Radiation doses and volumes commonly used are:
- Diabetes Insipidus: 15 Gy to the pituitary/hypothalamus
- Bone (small margin): 5 - 10 Gy
- Adults: 15 - 24 Gy @ 2 Gy/fx.
Radiation therapy is not indicated for sclerotic LCH lesions and collapsed vertebral lesions unless given for pain palliation.
Chemotherapy
Prednisone is first line therapy for LCH. If there is not a good response to prednisone then single agent chemotherapy including vinblastine or etoposide or vincristine can be used. Symptomatic skin lesions are treated with topical therapy consisting of nitrogen mustard or systemic steroid therapy.
Lesions of the eye, ear, spine or weight bearing bones are also managed with systemic steroids, or local radiation if no response to systemic therapy.

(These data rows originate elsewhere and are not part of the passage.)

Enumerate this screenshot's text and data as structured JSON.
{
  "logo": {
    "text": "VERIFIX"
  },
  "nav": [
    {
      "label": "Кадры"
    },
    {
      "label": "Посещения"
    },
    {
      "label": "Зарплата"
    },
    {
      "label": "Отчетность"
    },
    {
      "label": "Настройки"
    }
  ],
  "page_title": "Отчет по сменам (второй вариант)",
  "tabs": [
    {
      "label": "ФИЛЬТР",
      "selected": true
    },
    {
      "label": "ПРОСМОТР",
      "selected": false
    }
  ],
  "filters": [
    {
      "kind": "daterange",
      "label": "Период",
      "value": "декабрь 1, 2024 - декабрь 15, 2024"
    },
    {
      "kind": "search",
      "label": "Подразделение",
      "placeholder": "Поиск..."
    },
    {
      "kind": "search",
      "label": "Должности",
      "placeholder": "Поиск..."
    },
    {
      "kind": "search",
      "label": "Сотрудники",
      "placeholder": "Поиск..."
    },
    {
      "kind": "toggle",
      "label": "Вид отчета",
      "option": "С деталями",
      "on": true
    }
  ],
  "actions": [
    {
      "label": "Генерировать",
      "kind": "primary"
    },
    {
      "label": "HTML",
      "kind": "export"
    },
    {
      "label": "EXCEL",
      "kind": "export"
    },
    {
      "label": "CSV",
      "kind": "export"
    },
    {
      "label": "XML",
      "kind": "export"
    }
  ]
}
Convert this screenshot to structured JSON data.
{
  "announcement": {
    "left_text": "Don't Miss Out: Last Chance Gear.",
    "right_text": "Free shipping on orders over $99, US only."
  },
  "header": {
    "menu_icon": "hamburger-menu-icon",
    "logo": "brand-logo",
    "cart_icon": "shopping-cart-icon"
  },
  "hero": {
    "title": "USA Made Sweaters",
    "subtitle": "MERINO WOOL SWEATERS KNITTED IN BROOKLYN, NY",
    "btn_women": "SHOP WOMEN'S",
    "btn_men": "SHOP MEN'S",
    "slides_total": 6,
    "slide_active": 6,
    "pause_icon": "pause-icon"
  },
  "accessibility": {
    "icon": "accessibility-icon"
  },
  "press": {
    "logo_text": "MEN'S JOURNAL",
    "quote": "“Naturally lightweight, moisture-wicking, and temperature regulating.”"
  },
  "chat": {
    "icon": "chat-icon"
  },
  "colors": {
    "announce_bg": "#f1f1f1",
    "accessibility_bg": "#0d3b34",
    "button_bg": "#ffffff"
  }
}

Symptomatic multifocal disease with organ dysfunction is also managed with high dose steroids. Second line therapy (if steroids don't work) includes single agent chemotherapy. If the patient is symptomatic due to organ failure, bone marrow transplant may be considered.
Surgery
Surgery is useful for curettage or excision of symptomatic bony disease along with local injection of steroids. Note that regression of LCH lesions have been reported even after a simple FNA with no further treatment. It has been postulated that even a small mechanical perterbation can initiate recovery without further treatment.
Observation
Asymptomatic Langerhans' Histiocytosis is observed, even if multifocal and even if there is organ dysfunction.
Prognosis and Outcomes
The overall survival for solitary LCH lesions is 100%
The OS for multi-system LCH without organ dysfunction is 82% - 96%
The OS for multi-system LCH with organ dysfunction is 33% - 54%.
Toxicity
The toxicity for pituitary irradiation TD 5/5 (hypopituitarism) is 40 - 45 Gy. GH levels are the first to decrease, followed by LH/FSH and then TSH/ACTH.